Ecological Biogeography  -  The sub-field of biogeography that deals with the current interactions of species with their environments and each other on a relatively short time scale.
Fossil record  -  The grouping of fossilized remains according to relative and absolute age.
Historical Biogeography  -  The sub-field of biogeography concerned with the origins and evolutionary histories of species on a long time scale.
Homologous traits  -  Traits found in different species that are morphologically and functionally similar and that arose from the same ancestral condition. Compare with analogous traits.
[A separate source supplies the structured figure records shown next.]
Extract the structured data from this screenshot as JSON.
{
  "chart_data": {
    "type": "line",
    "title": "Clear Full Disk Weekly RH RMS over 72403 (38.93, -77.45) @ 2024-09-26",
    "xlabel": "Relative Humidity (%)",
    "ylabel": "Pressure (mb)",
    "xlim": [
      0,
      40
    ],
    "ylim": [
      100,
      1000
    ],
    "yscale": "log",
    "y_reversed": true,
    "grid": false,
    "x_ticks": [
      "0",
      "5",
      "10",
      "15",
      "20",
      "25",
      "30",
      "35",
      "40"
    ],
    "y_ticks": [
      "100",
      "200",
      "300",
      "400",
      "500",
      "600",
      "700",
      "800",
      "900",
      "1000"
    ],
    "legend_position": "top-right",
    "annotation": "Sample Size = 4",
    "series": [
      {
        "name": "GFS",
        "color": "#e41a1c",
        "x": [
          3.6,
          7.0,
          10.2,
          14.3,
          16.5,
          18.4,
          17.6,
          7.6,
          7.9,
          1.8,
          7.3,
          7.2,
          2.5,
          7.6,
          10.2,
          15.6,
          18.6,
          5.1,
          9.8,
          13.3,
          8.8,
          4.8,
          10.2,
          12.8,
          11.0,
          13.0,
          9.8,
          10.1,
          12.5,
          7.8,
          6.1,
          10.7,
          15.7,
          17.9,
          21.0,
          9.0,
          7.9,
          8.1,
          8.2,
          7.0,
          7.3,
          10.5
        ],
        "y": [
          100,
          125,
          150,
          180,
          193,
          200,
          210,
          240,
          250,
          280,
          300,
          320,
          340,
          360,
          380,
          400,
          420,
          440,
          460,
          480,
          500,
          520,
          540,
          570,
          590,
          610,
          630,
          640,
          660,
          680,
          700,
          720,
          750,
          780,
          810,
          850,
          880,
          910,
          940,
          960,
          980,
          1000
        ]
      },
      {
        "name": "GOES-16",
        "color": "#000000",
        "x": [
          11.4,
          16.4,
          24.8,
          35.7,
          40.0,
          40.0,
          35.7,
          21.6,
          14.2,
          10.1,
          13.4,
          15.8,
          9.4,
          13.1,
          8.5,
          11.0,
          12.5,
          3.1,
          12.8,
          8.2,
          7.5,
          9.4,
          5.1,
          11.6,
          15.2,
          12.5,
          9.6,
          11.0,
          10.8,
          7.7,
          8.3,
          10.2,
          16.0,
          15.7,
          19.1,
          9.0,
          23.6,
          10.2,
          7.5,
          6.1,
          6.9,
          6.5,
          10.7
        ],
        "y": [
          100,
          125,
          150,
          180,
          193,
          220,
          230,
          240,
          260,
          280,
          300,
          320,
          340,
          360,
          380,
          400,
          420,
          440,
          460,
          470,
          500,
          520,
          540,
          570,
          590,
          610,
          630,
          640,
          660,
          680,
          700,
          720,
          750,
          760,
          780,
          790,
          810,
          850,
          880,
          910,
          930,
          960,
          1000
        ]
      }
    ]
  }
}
Hypothesis of neutral evolution  -  The hypothesis holding that most of the variability in molecular structure does not affect the molecule's functionality. Most of the variability occurs outside of the functional regions of the molecule. Changes that do not affect functionality are called "neutral substitutions" and their accumulation is not affected by natural selection.
Molecular clocks  -  A molecular clock is a molecule that has remained functionally unchanged for a long period of time and that has a constant rate of accumulation of neutral substitutions. See hypothesis of neutral evolution.
Species richness  -  The number of different species that inhabit an area.
Species richness equilibrium model  -  A model of species migration and extinction which predicts that species richness in an area will tend toward an equilibrium number of species, where rates of immigration and extinction balance.
Trace fossils  -  Fossilized imprints of objects. For example, fossilized footprints are trace fossils.